John O’Brien has an essay in Context 14 asking the question “Why are there so few literary translations published each year in the United States,and what can be done about this cultural travesty?” His answer (and as always I welcome comments from readers better able than I to evaluate it) is that translations wind up costing publishers a fair amount of money ($15,000 to $25,000 according to him), and the only realistic way to change things is for foreign governments to subsidize them:
Foreign governments should significantly subsidize the translation and publication of literary books from their languages into English. If France, for instance, designated as little as one million dollars annually for literary translations (translation costs, plus all the other expenses I’ve cited above), that would result in at least forty works—perhaps as many as sixty—of French literature being translated. And let’s assume the Germans, Italians, Swedes, Belgians, Spaniards (who have an interesting practice, I should point out, of awarding small translation subsidies that they then never pay for!), Portuguese, Austrians, Swiss, and Russians did the same; that would be 400 translations per year. And at that level of support and through marketing ingenuity made possible by that support, readership problems begin to diminish; there may never be an enormous readership for foreign literature in the United States, but five to ten thousand people starts to seem plausible, even if the books have to be given away to libraries and classrooms. And these numbers mean a total potential reading audience of two to four million each year.

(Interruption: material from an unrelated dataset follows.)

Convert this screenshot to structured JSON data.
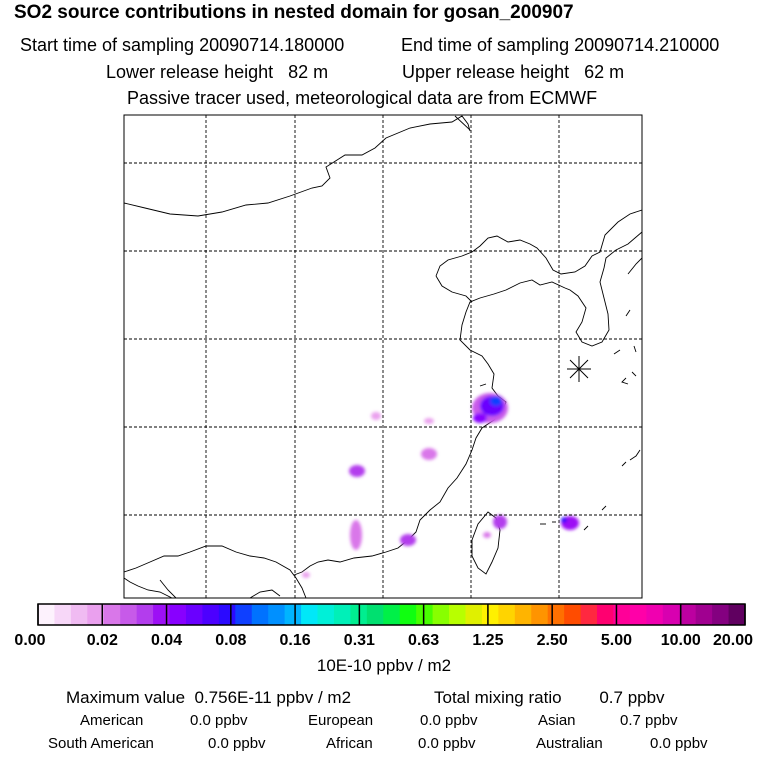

But not only don’t foreign governments like this solution, they do not even like helping an American publisher or editor travel to their countries to find books to be translated. A strange national pride seems to emerge when such requests are made, and the national pride dictates that Americans should be humbled by the opportunity to spend a few thousand dollars to travel to their countries in order to find books on which they can then lose thousands and thousands of more dollars. In short, foreign government officials, as well as publishers, have made an art out of moaning, and this moan apparently for them takes the place of the literary art that never makes its way to the United States.